非営利組織というと、一般の人は営業のイメージがあまり無いようですが、実際は、NGO/NPO存在そのものが営業でありマーケティングであると思います。NGOのファンドレイジング(特に寄付)に対する意識の高さは、国内NPOのスタッフも学べる点があるのでは、と思いました。また、ここが草莽塾の面白いところ(多様な方法でファンドレイジングを実践しているNGO/NPOが混在してグループワークをするので、新しい気づきがある)なのだと、改めて感じました。

■テレマーケティング(アウトバウンド)によるファンドレイジング

・リストにもよりますが、基本的に、テレマーケティングによるファンドレイジングは、費用対効果が高いそうです。営利企業のように、リストを買うのではなく、一度来てくれた人など接点のあった人にアプローチすることが有効。

・団体によっては、トークスクリプトをつくり、きめ細かい対応や、相手の心が動いた瞬間を逃さないようにする方法をナレッジとしてためているそうです。かなり、アグレッシブです。

・アップグレードコール(寄付金額のアップ)と退会者コール(退会した方に再度アプローチをする)はROIが高い。

<課題>
・多チャネルを増やせば増やすほど、チャネル毎の連携(訴求ポイントの整合性)が難しくなる。例えば、Webとチラシ広告の訴求ポイントが一致していなければ、寄付者には響かない。

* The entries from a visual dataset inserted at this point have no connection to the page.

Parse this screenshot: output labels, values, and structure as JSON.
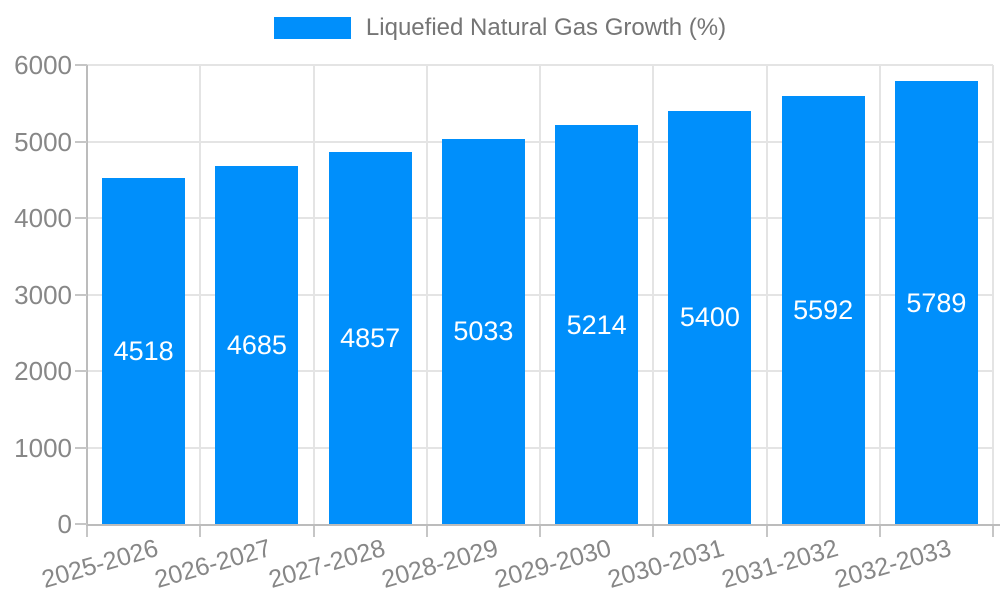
{
  "legend": {
    "label": "Liquefied Natural Gas Growth (%)",
    "swatch_color": "#008FFB",
    "position": "top-center"
  },
  "chart_data": {
    "type": "bar",
    "title": "",
    "xlabel": "",
    "ylabel": "",
    "categories": [
      "2025-2026",
      "2026-2027",
      "2027-2028",
      "2028-2029",
      "2029-2030",
      "2030-2031",
      "2031-2032",
      "2032-2033"
    ],
    "series": [
      {
        "name": "Liquefied Natural Gas Growth (%)",
        "values": [
          4518,
          4685,
          4857,
          5033,
          5214,
          5400,
          5592,
          5789
        ]
      }
    ],
    "data_labels": [
      "4518",
      "4685",
      "4857",
      "5033",
      "5214",
      "5400",
      "5592",
      "5789"
    ],
    "ylim": [
      0,
      6000
    ],
    "yticks": [
      0,
      1000,
      2000,
      3000,
      4000,
      5000,
      6000
    ],
    "ytick_labels": [
      "0",
      "1000",
      "2000",
      "3000",
      "4000",
      "5000",
      "6000"
    ],
    "grid": true,
    "legend_position": "top",
    "bar_color": "#008FFB",
    "grid_color": "#E4E4E4",
    "axis_color": "#BCBCBC",
    "tick_label_color": "#878787",
    "data_label_color": "#ffffff",
    "x_label_rotation_deg": -16
  }
}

・リソースの問題。社内のリソースでやらないと(業務委託など)、逆にROIが悪くなるリスクがある。


■70兆円の遺贈・相続財産マーケット

遺贈・相続財産寄付マーケットは約70兆円あるそうです。実際に、寄付をしたいという寄付者からのニーズもあるとのこと。社会問題に効果的に活用するためには、対象者にどう戦略的にアプローチし、どのような体制、制度を構築していく必要があるか考えていく必要があります。

以前、教えていただいた情報ですが、平成21年度時点に存在していた認定NPO法人は127団体で、その年は37件(約2.2億円)の相続寄付があったそうです。37件がすべて別の団体に寄付されたとすると、認定NPO法人の30%が相続寄付の実績がある事になります。認定NPO法人を目指すメリットはありそうですね。


■感想

いずれも大事なのは、自団体への取り組みの関心を持っていただいたこと、共感していただいたことに感謝し、その次のステップとしての選択肢の一つが寄付であるということだと思います。寄付でなくても、ボランティアでも、人(ネットワーク)の紹介でも良いと思いますし。テレマーケティングはそういった機会をつくれるので、そこで、いかにNPO/NGO側が、今後に繋がる縁のバリエーションを提供できるかだと思いました。